I first heard about truth windows from my husband, who read about them here, on the ever-interesting BLDGBLOG. What are they? Simply, a truth window is a false window cut into a wall that reveals what is behind the wall—what the building is made of. I love the little irony in that it’s a false window that allows for the truth to be revealed. I’m also fascinated by the way bringing something—in this case, the innards of our walls—into the light is a way for us to understand more of the essential being of that thing and, even more, this previously sight-unseen thing makes me think of more sight-unseens. As I stare at the straw stuffing revealed by the window in the original post, I think of the builders that placed this stuffing inside the walls of the house.
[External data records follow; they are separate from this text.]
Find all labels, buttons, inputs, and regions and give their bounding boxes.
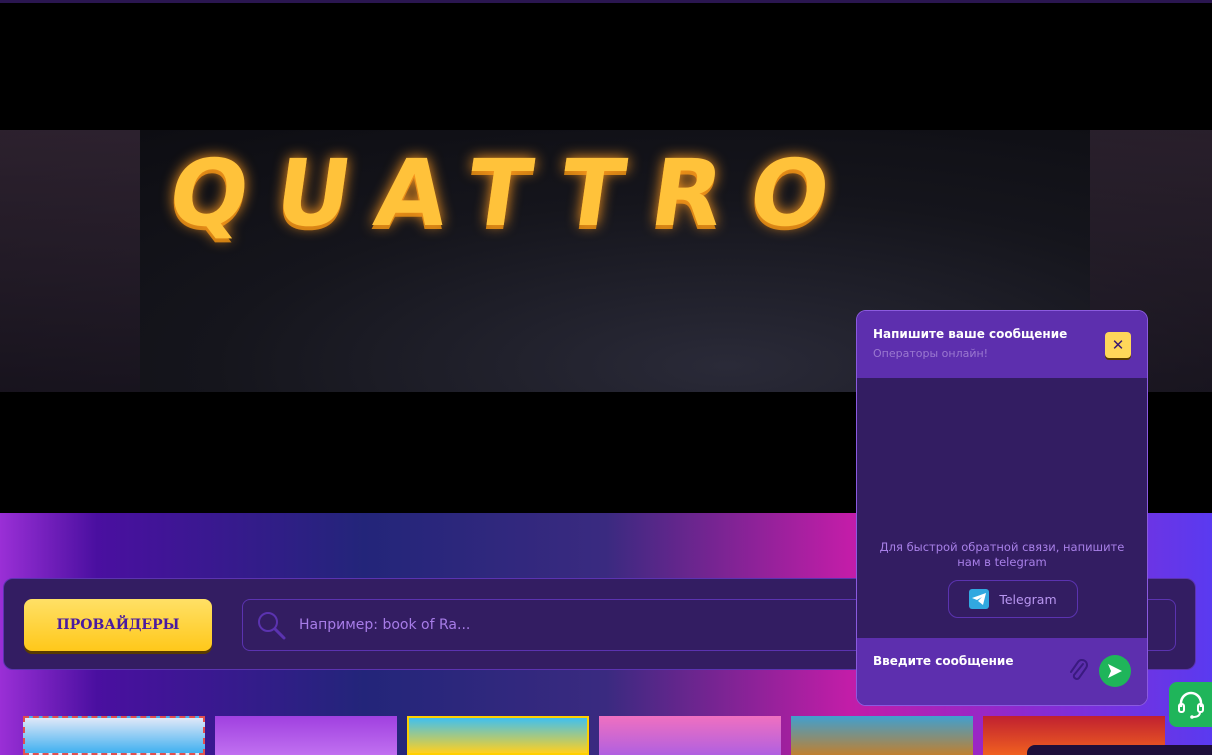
video-background [0, 130, 140, 392]
game-tile[interactable] [599, 716, 781, 755]
quattro-logo: QUATTRO [162, 140, 865, 247]
top-border [0, 0, 1212, 3]
telegram-hint: Для быстрой обратной связи, напишите нам… [879, 540, 1125, 569]
providers-button[interactable]: ПРОВАЙДЕРЫ [24, 599, 212, 651]
close-icon: ✕ [1111, 336, 1125, 354]
bottom-notification-bar [1027, 745, 1212, 755]
message-input[interactable] [873, 654, 1053, 688]
chat-title: Напишите ваше сообщение [873, 327, 1068, 341]
send-message-button[interactable] [1099, 655, 1131, 687]
game-tile[interactable] [215, 716, 397, 755]
send-icon [1108, 664, 1122, 678]
support-chat-button[interactable] [1169, 682, 1212, 727]
telegram-label: Telegram [999, 591, 1057, 607]
close-chat-button[interactable]: ✕ [1105, 332, 1131, 358]
headset-icon [1177, 691, 1204, 719]
game-tile[interactable] [407, 716, 589, 755]
telegram-button[interactable]: Telegram [948, 580, 1078, 618]
telegram-icon [969, 589, 990, 609]
game-tile[interactable] [791, 716, 973, 755]
search-input[interactable] [299, 617, 899, 633]
search-icon [258, 612, 286, 640]
support-chat-widget: Напишите ваше сообщение Операторы онлайн… [856, 310, 1148, 706]
attach-file-icon[interactable] [1067, 658, 1089, 688]
game-tile[interactable] [23, 716, 205, 755]
chat-messages: Для быстрой обратной связи, напишите нам… [857, 378, 1147, 638]
chat-header: Напишите ваше сообщение Операторы онлайн… [857, 311, 1147, 378]
chat-composer [857, 638, 1147, 705]
chat-status: Операторы онлайн! [873, 347, 989, 360]
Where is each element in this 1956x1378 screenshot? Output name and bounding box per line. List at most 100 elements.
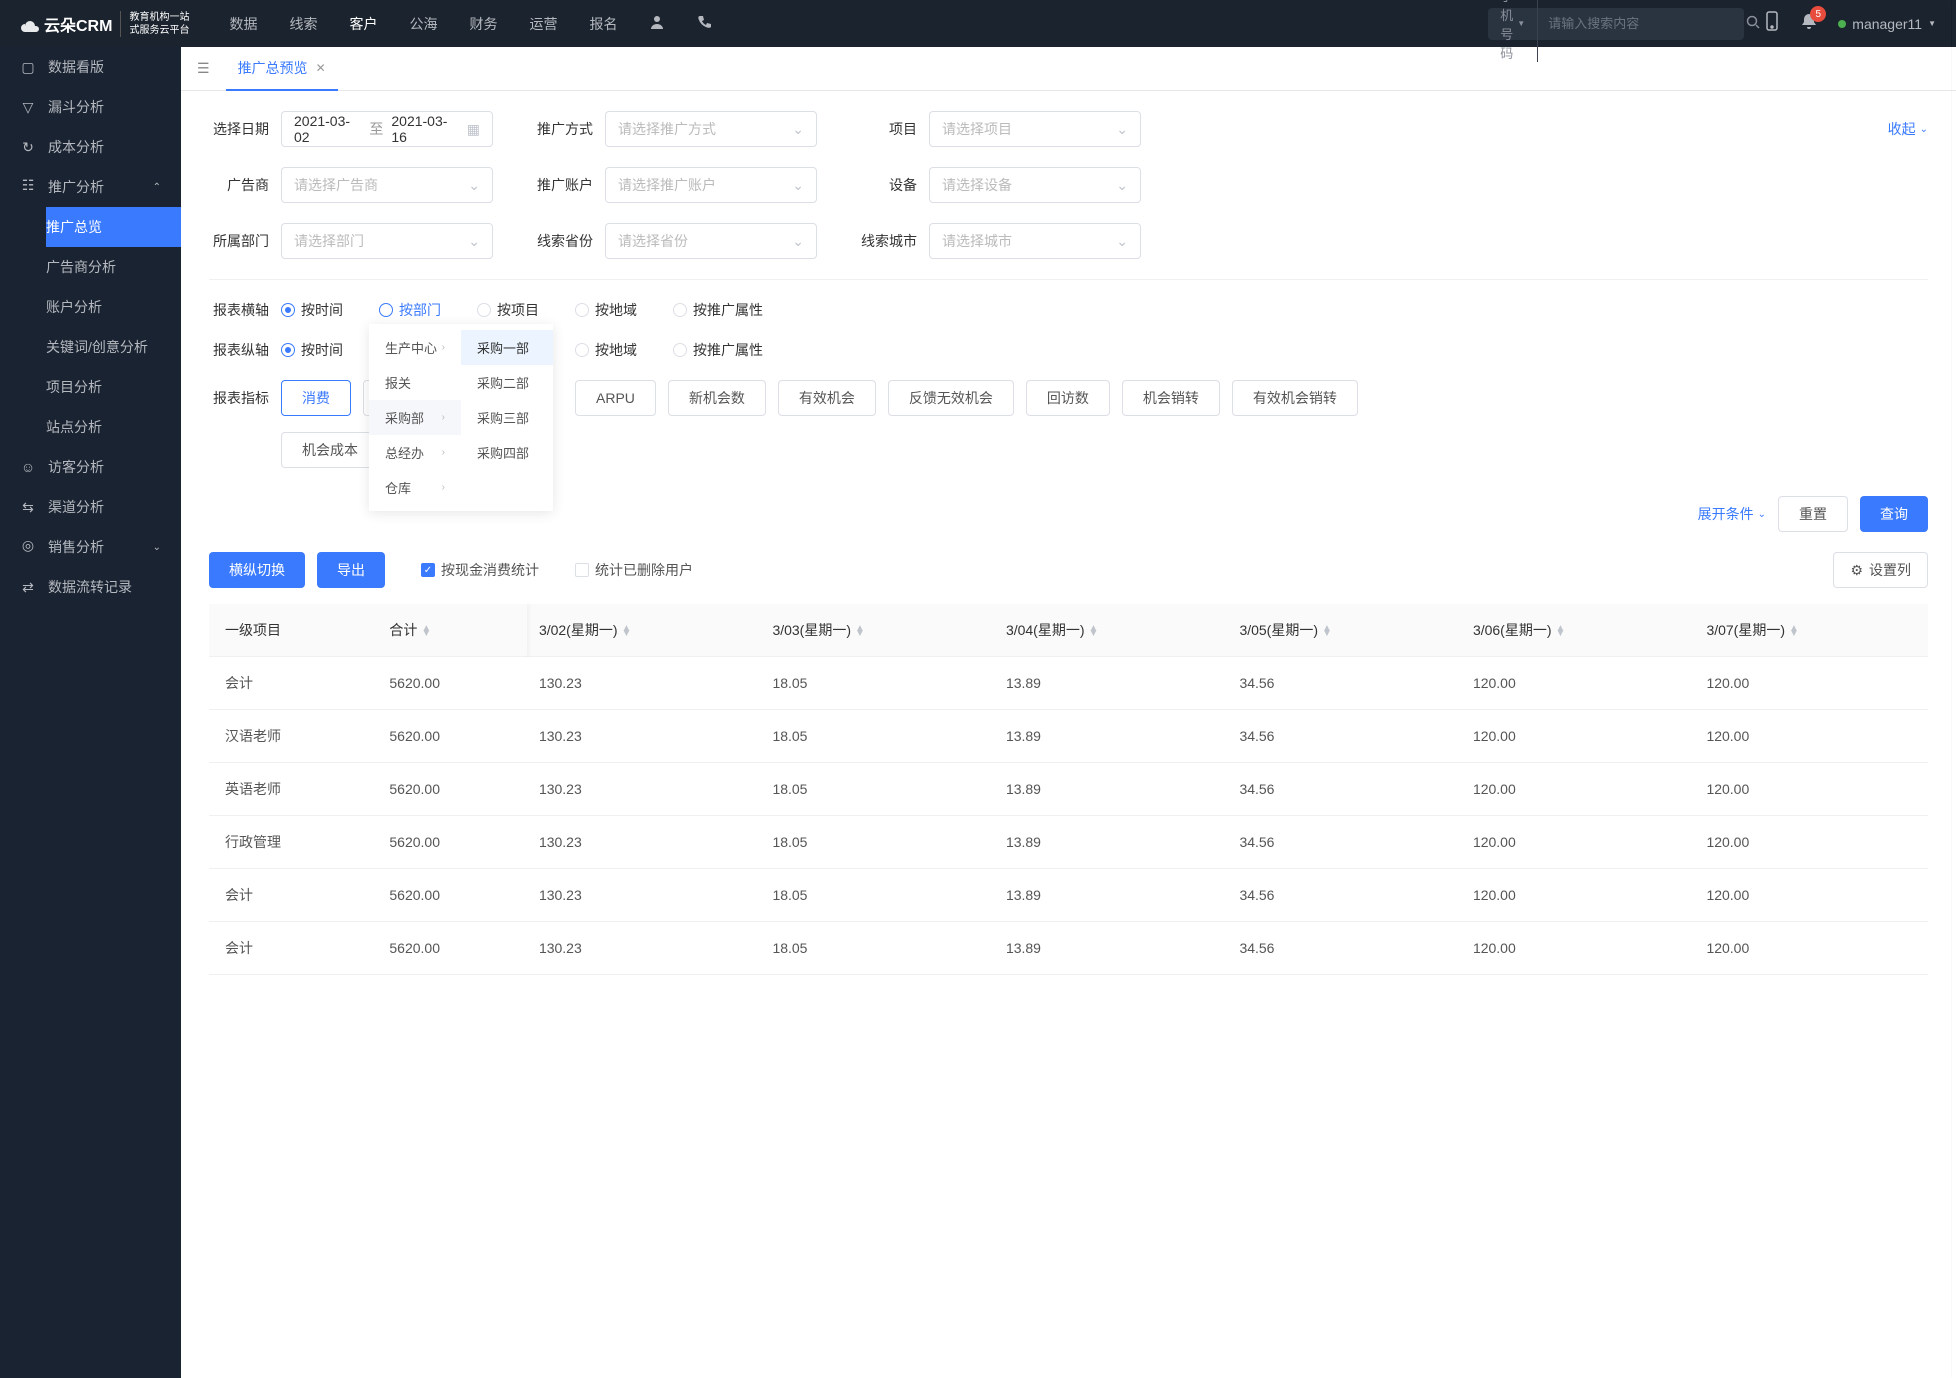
dept-select[interactable]: 请选择部门⌄ bbox=[281, 223, 493, 259]
sidebar-item-dashboard[interactable]: ▢数据看版 bbox=[0, 47, 181, 87]
col-date[interactable]: 3/05(星期一)▲▼ bbox=[1227, 604, 1461, 657]
notification-icon[interactable]: 5 bbox=[1800, 12, 1818, 35]
col-date[interactable]: 3/07(星期一)▲▼ bbox=[1694, 604, 1928, 657]
sidebar-item-project[interactable]: 项目分析 bbox=[46, 367, 181, 407]
sidebar-item-keyword[interactable]: 关键词/创意分析 bbox=[46, 327, 181, 367]
radio-v-attr[interactable]: 按推广属性 bbox=[673, 340, 763, 360]
search-type-select[interactable]: 手机号码 ▼ bbox=[1488, 0, 1538, 62]
cell-value: 13.89 bbox=[994, 816, 1228, 869]
cascade-item[interactable]: 总经办› bbox=[369, 435, 461, 470]
cascade-item[interactable]: 采购一部 bbox=[461, 330, 553, 365]
metric-btn-invalid[interactable]: 反馈无效机会 bbox=[888, 380, 1014, 416]
nav-public[interactable]: 公海 bbox=[409, 14, 437, 34]
nav-leads[interactable]: 线索 bbox=[289, 14, 317, 34]
method-select[interactable]: 请选择推广方式⌄ bbox=[605, 111, 817, 147]
account-select[interactable]: 请选择推广账户⌄ bbox=[605, 167, 817, 203]
device-select[interactable]: 请选择设备⌄ bbox=[929, 167, 1141, 203]
dept-label: 所属部门 bbox=[209, 231, 269, 251]
sidebar-item-channel[interactable]: ⇆渠道分析 bbox=[0, 487, 181, 527]
reset-button[interactable]: 重置 bbox=[1778, 496, 1848, 532]
col-date[interactable]: 3/02(星期一)▲▼ bbox=[527, 604, 761, 657]
cell-value: 120.00 bbox=[1461, 922, 1695, 975]
sidebar-item-funnel[interactable]: ▽漏斗分析 bbox=[0, 87, 181, 127]
col-name[interactable]: 一级项目 bbox=[209, 604, 377, 657]
sidebar-item-advertiser[interactable]: 广告商分析 bbox=[46, 247, 181, 287]
hamburger-icon[interactable]: ☰ bbox=[197, 60, 210, 77]
cascade-item[interactable]: 仓库› bbox=[369, 470, 461, 505]
cascade-item[interactable]: 采购三部 bbox=[461, 400, 553, 435]
deleted-checkbox[interactable]: 统计已删除用户 bbox=[575, 560, 693, 580]
metric-btn-valid-convert[interactable]: 有效机会销转 bbox=[1232, 380, 1358, 416]
query-button[interactable]: 查询 bbox=[1860, 496, 1928, 532]
radio-h-project[interactable]: 按项目 bbox=[477, 300, 539, 320]
settings-columns-button[interactable]: ⚙设置列 bbox=[1833, 552, 1928, 588]
export-button[interactable]: 导出 bbox=[317, 552, 385, 588]
nav-operation[interactable]: 运营 bbox=[529, 14, 557, 34]
collapse-link[interactable]: 收起 ⌄ bbox=[1888, 119, 1928, 139]
project-label: 项目 bbox=[857, 119, 917, 139]
metric-btn-convert[interactable]: 机会销转 bbox=[1122, 380, 1220, 416]
metric-btn-arpu[interactable]: ARPU bbox=[575, 380, 656, 416]
chevron-down-icon: ⌄ bbox=[468, 233, 480, 250]
nav-phone-icon[interactable] bbox=[697, 14, 713, 34]
col-date[interactable]: 3/03(星期一)▲▼ bbox=[760, 604, 994, 657]
cascade-item[interactable]: 报关 bbox=[369, 365, 461, 400]
sort-icon: ▲▼ bbox=[1089, 626, 1099, 636]
sidebar-item-sales[interactable]: ◎销售分析⌄ bbox=[0, 527, 181, 567]
radio-h-attr[interactable]: 按推广属性 bbox=[673, 300, 763, 320]
date-range-input[interactable]: 2021-03-02至2021-03-16 ▦ bbox=[281, 111, 493, 147]
metric-btn-valid[interactable]: 有效机会 bbox=[778, 380, 876, 416]
metric-btn-spend[interactable]: 消费 bbox=[281, 380, 351, 416]
expand-conditions-link[interactable]: 展开条件 ⌄ bbox=[1698, 504, 1766, 524]
cell-total: 5620.00 bbox=[377, 869, 527, 922]
close-icon[interactable]: ✕ bbox=[316, 61, 326, 75]
nav-enroll[interactable]: 报名 bbox=[589, 14, 617, 34]
project-select[interactable]: 请选择项目⌄ bbox=[929, 111, 1141, 147]
sidebar-item-cost[interactable]: ↻成本分析 bbox=[0, 127, 181, 167]
content: 选择日期 2021-03-02至2021-03-16 ▦ 推广方式 请选择推广方… bbox=[181, 91, 1956, 995]
cell-name: 英语老师 bbox=[209, 763, 377, 816]
chevron-right-icon: › bbox=[442, 482, 445, 493]
metric-btn-revisit[interactable]: 回访数 bbox=[1026, 380, 1110, 416]
col-date[interactable]: 3/06(星期一)▲▼ bbox=[1461, 604, 1695, 657]
sidebar-item-overview[interactable]: 推广总览 bbox=[46, 207, 181, 247]
nav-data[interactable]: 数据 bbox=[229, 14, 257, 34]
radio-h-dept[interactable]: 按部门 bbox=[379, 300, 441, 320]
search-input[interactable] bbox=[1538, 16, 1734, 31]
sidebar-item-site[interactable]: 站点分析 bbox=[46, 407, 181, 447]
radio-v-region[interactable]: 按地域 bbox=[575, 340, 637, 360]
radio-h-time[interactable]: 按时间 bbox=[281, 300, 343, 320]
chevron-down-icon: ⌄ bbox=[153, 542, 161, 553]
cascade-item[interactable]: 采购四部 bbox=[461, 435, 553, 470]
switch-button[interactable]: 横纵切换 bbox=[209, 552, 305, 588]
cell-value: 130.23 bbox=[527, 869, 761, 922]
radio-v-time[interactable]: 按时间 bbox=[281, 340, 343, 360]
mobile-icon[interactable] bbox=[1764, 11, 1780, 36]
cell-name: 汉语老师 bbox=[209, 710, 377, 763]
nav-finance[interactable]: 财务 bbox=[469, 14, 497, 34]
cascade-item[interactable]: 采购部› bbox=[369, 400, 461, 435]
cascade-item[interactable]: 生产中心› bbox=[369, 330, 461, 365]
nav-customer[interactable]: 客户 bbox=[349, 14, 377, 34]
nav-user-icon[interactable] bbox=[649, 14, 665, 34]
city-select[interactable]: 请选择城市⌄ bbox=[929, 223, 1141, 259]
metric-btn-cost[interactable]: 机会成本 bbox=[281, 432, 379, 468]
cell-value: 130.23 bbox=[527, 710, 761, 763]
sidebar-item-flow[interactable]: ⇄数据流转记录 bbox=[0, 567, 181, 607]
advertiser-select[interactable]: 请选择广告商⌄ bbox=[281, 167, 493, 203]
sidebar-item-visitor[interactable]: ☺访客分析 bbox=[0, 447, 181, 487]
sidebar-item-promotion[interactable]: ☷推广分析⌃ bbox=[0, 167, 181, 207]
user-menu[interactable]: manager11 ▼ bbox=[1838, 16, 1936, 32]
metric-btn-new[interactable]: 新机会数 bbox=[668, 380, 766, 416]
sidebar-sub: 推广总览 广告商分析 账户分析 关键词/创意分析 项目分析 站点分析 bbox=[0, 207, 181, 447]
cell-total: 5620.00 bbox=[377, 710, 527, 763]
tab-overview[interactable]: 推广总预览✕ bbox=[226, 47, 338, 91]
province-select[interactable]: 请选择省份⌄ bbox=[605, 223, 817, 259]
cash-checkbox[interactable]: 按现金消费统计 bbox=[421, 560, 539, 580]
cascade-item[interactable]: 采购二部 bbox=[461, 365, 553, 400]
cell-value: 18.05 bbox=[760, 816, 994, 869]
sidebar-item-account[interactable]: 账户分析 bbox=[46, 287, 181, 327]
col-total[interactable]: 合计▲▼ bbox=[377, 604, 527, 657]
col-date[interactable]: 3/04(星期一)▲▼ bbox=[994, 604, 1228, 657]
radio-h-region[interactable]: 按地域 bbox=[575, 300, 637, 320]
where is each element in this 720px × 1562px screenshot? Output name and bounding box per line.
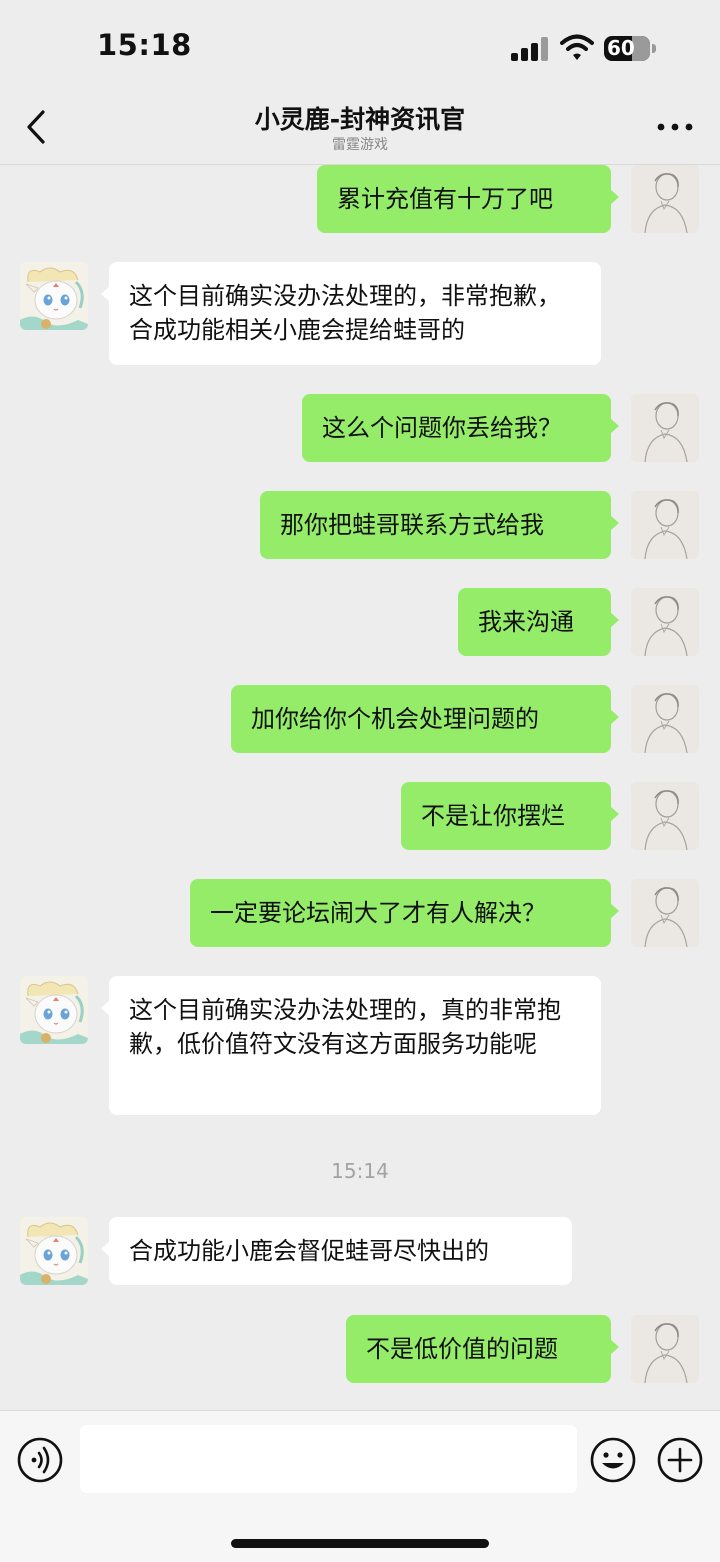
cellular-signal-icon	[511, 37, 549, 61]
input-bar	[0, 1410, 720, 1562]
plus-icon[interactable]	[656, 1436, 704, 1484]
emoji-icon[interactable]	[589, 1436, 637, 1484]
battery-level: 60	[607, 36, 635, 60]
bot-message-bubble[interactable]: 这个目前确实没办法处理的，非常抱歉，合成功能相关小鹿会提给蛙哥的	[101, 262, 601, 365]
my-message-bubble[interactable]: 一定要论坛闹大了才有人解决？	[190, 879, 619, 947]
bot-avatar[interactable]	[20, 262, 88, 330]
battery-icon: 60	[604, 36, 650, 61]
my-avatar[interactable]	[631, 394, 699, 462]
battery-tip	[652, 44, 656, 53]
more-icon[interactable]	[655, 112, 695, 142]
status-time: 15:18	[97, 28, 192, 62]
my-avatar[interactable]	[631, 165, 699, 233]
my-message-bubble[interactable]: 不是让你摆烂	[401, 782, 619, 850]
my-avatar[interactable]	[631, 879, 699, 947]
bot-message-bubble[interactable]: 这个目前确实没办法处理的，真的非常抱歉，低价值符文没有这方面服务功能呢	[101, 976, 601, 1115]
voice-icon[interactable]	[17, 1437, 63, 1483]
my-message-bubble[interactable]: 我来沟通	[458, 588, 619, 656]
chat-subtitle: 雷霆游戏	[332, 137, 388, 153]
my-message-bubble[interactable]: 这么个问题你丢给我？	[302, 394, 619, 462]
my-avatar[interactable]	[631, 685, 699, 753]
bot-avatar[interactable]	[20, 1217, 88, 1285]
chat-title: 小灵鹿-封神资讯官	[254, 105, 466, 134]
my-avatar[interactable]	[631, 1315, 699, 1383]
wifi-icon	[560, 34, 594, 60]
chat-header: 小灵鹿-封神资讯官 雷霆游戏	[0, 90, 720, 165]
message-timestamp: 15:14	[331, 1159, 389, 1183]
my-message-bubble[interactable]: 加你给你个机会处理问题的	[231, 685, 619, 753]
bot-message-bubble[interactable]: 合成功能小鹿会督促蛙哥尽快出的	[101, 1217, 572, 1285]
my-avatar[interactable]	[631, 491, 699, 559]
message-input[interactable]	[80, 1425, 577, 1493]
message-list[interactable]: 累计充值有十万了吧 这个目前确实没办法处理的，非常抱歉，合成功能相关小鹿会提给蛙…	[0, 165, 720, 1410]
home-indicator	[231, 1539, 489, 1548]
my-message-bubble[interactable]: 累计充值有十万了吧	[317, 165, 619, 233]
my-avatar[interactable]	[631, 588, 699, 656]
my-message-bubble[interactable]: 那你把蛙哥联系方式给我	[260, 491, 619, 559]
status-bar: 15:18 60	[0, 0, 720, 90]
my-message-bubble[interactable]: 不是低价值的问题	[346, 1315, 619, 1383]
my-avatar[interactable]	[631, 782, 699, 850]
bot-avatar[interactable]	[20, 976, 88, 1044]
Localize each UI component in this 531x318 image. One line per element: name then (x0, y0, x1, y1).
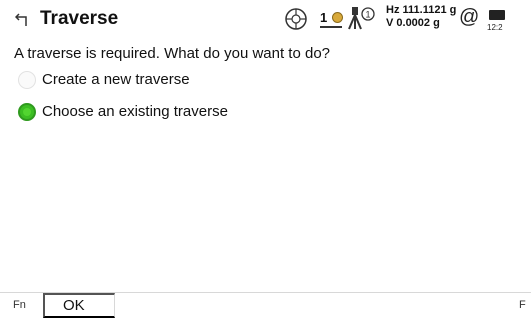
option-label: Choose an existing traverse (42, 103, 228, 120)
page-title: Traverse (40, 8, 119, 29)
svg-text:1: 1 (365, 10, 370, 20)
softkey-bar: Fn OK F (0, 292, 531, 318)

I think of the day on which that wall was raised.
One would think that revealing the inside of a wall would simply answer a question (what’s in there?), but I am finding it forces my mind to raise more and more and more questions.
When I was younger (and dumber), I stated the following:
“Why would you ever buy an old thing when you could have a new thing for the same price?”
My mother recently reminded me that I once said this, and I responded that I hadn’t forgotten, that I had laughed at myself over the utter ridiculousness of that statement with how I now shop, decorate, think about the physical world I surround myself with.
I love old things, and maybe I love them even more when I think about how they can be truth windows to other times, places, people, as well as windows revealing me, their collector and assembler. Perhaps that is why we labor so long over the decoration of our homes, because we know what it can ultimately say about who we are. Perhaps we are justified in doing so.